— Танкетка! — выдохнул Игнат.
Никто ему не ответил, все замерли, словно по команде. А гул все больше нарастал и ширился. Теперь уже явственно слышался не один мотор, а несколько — двигалась колонна.
Впереди шла танкетка. Шла с включенными фарами, покачиваясь, будто нащупывая дорогу выброшенными вперед огнями. Возле сломанной сосны нырнула в котловину — лучи фар метнулись вниз, достав до другого берега реки, осветили воду, снова метнулись вверх, скользнув по верхушкам кустов на этой стороне, как раз там, где стояла копна с липневцами, — двинулась вдоль реки и уползла дальше в глубь леса.

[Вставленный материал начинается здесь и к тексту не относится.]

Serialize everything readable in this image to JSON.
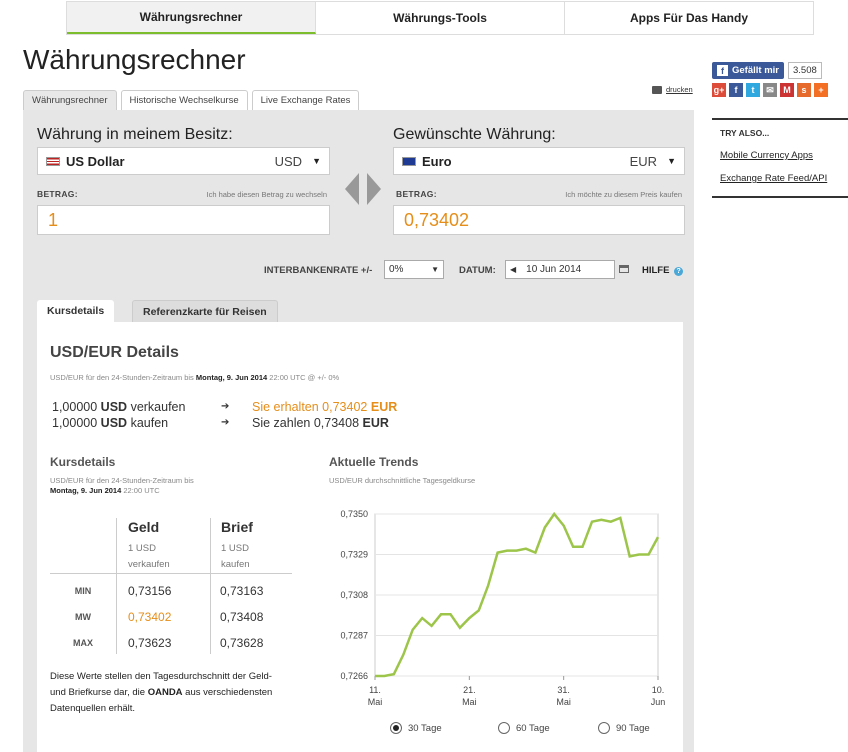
{
  "topnav": {
    "items": [
      "Währungsrechner",
      "Währungs-Tools",
      "Apps Für Das Handy"
    ]
  },
  "title": "Währungsrechner",
  "subtabs": [
    "Währungsrechner",
    "Historische Wechselkurse",
    "Live Exchange Rates"
  ],
  "print_label": "drucken",
  "from": {
    "label": "Währung in meinem Besitz:",
    "currency": "US Dollar",
    "code": "USD",
    "amount_label": "BETRAG:",
    "amount_hint": "Ich habe diesen Betrag zu wechseln",
    "amount": "1"
  },
  "to": {
    "label": "Gewünschte Währung:",
    "currency": "Euro",
    "code": "EUR",
    "amount_label": "BETRAG:",
    "amount_hint": "Ich möchte zu diesem Preis kaufen",
    "amount": "0,73402"
  },
  "controls": {
    "rate_label": "INTERBANKENRATE +/-",
    "rate_value": "0%",
    "date_label": "DATUM:",
    "date_value": "10 Jun 2014",
    "help": "HILFE"
  },
  "inner_tabs": [
    "Kursdetails",
    "Referenzkarte für Reisen"
  ],
  "details": {
    "heading": "USD/EUR Details",
    "period_prefix": "USD/EUR für den 24-Stunden-Zeitraum bis",
    "period_date": "Montag, 9. Jun 2014",
    "period_suffix": "22:00 UTC @ +/- 0%",
    "row1": {
      "amt": "1,00000",
      "cur": "USD",
      "verb": "verkaufen",
      "result": "Sie erhalten 0,73402",
      "rcur": "EUR"
    },
    "row2": {
      "amt": "1,00000",
      "cur": "USD",
      "verb": "kaufen",
      "result": "Sie zahlen 0,73408",
      "rcur": "EUR"
    }
  },
  "kurs": {
    "heading": "Kursdetails",
    "sub1": "USD/EUR für den 24-Stunden-Zeitraum bis",
    "sub_date": "Montag, 9. Jun 2014",
    "sub_time": "22:00 UTC",
    "col_geld": "Geld",
    "col_brief": "Brief",
    "geld_sub1": "1 USD",
    "geld_sub2": "verkaufen",
    "brief_sub1": "1 USD",
    "brief_sub2": "kaufen",
    "rows": [
      {
        "label": "MIN",
        "geld": "0,73156",
        "brief": "0,73163"
      },
      {
        "label": "MW",
        "geld": "0,73402",
        "brief": "0,73408"
      },
      {
        "label": "MAX",
        "geld": "0,73623",
        "brief": "0,73628"
      }
    ],
    "note_a": "Diese Werte stellen den Tagesdurchschnitt der Geld- und Briefkurse dar, die ",
    "note_b": "OANDA",
    "note_c": " aus verschiedensten Datenquellen erhält."
  },
  "trends": {
    "heading": "Aktuelle Trends",
    "sub": "USD/EUR durchschnittliche Tagesgeldkurse",
    "radios": [
      "30 Tage",
      "60 Tage",
      "90 Tage"
    ]
  },
  "social": {
    "like": "Gefällt mir",
    "count": "3.508"
  },
  "tryalso": {
    "heading": "TRY ALSO...",
    "links": [
      "Mobile Currency Apps",
      "Exchange Rate Feed/API"
    ]
  },
  "colors": {
    "accent": "#7cbd2d",
    "orange": "#e58e1a",
    "line": "#9cc54a"
  },
  "chart_data": {
    "type": "line",
    "title": "",
    "ylim": [
      0.7266,
      0.735
    ],
    "yticks": [
      "0,7350",
      "0,7329",
      "0,7308",
      "0,7287",
      "0,7266"
    ],
    "xticks": [
      {
        "d1": "11.",
        "d2": "Mai"
      },
      {
        "d1": "21.",
        "d2": "Mai"
      },
      {
        "d1": "31.",
        "d2": "Mai"
      },
      {
        "d1": "10.",
        "d2": "Jun"
      }
    ],
    "x_start": 11,
    "x_end": 41,
    "series": [
      {
        "values": [
          0.7266,
          0.7266,
          0.7267,
          0.7277,
          0.729,
          0.7296,
          0.7292,
          0.7298,
          0.7298,
          0.7291,
          0.7296,
          0.73,
          0.7313,
          0.733,
          0.7331,
          0.7331,
          0.7332,
          0.733,
          0.7343,
          0.735,
          0.7344,
          0.7333,
          0.7333,
          0.7346,
          0.7347,
          0.7346,
          0.7348,
          0.7328,
          0.7329,
          0.7329,
          0.7338
        ]
      }
    ]
  }
}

За танкеткой проколыхались две большущие машины с солдатами в кузовах. Басовитый рокот моторов еще долго слышался над рекой.
«Вот вам и древние струги, и люди в шеломах», — подумал Игнат. Его дернул за рукав Лександра и глазами показал за реку.
Молчаливо, словно во сне, к сломанному дереву приближался строй вооруженных людей. Тускло отсвечивали стальные каски, автоматы. Туман растекся за рекой, и было такое впечатление, что это из него выходят, точно вырастают, фигуры: сперва только головы, затем по пояс, наконец, во весь рост. Их было около взвода. Шли друг за дружкой, тяжким мерным шагом. Прошли мимо сосны и тоже пропали в черноте леса.
«Вот тебе, товарищ Лапа, и двое суток…»
— Вопщетки, надо было выбираться вчера, — прошептал Игнат.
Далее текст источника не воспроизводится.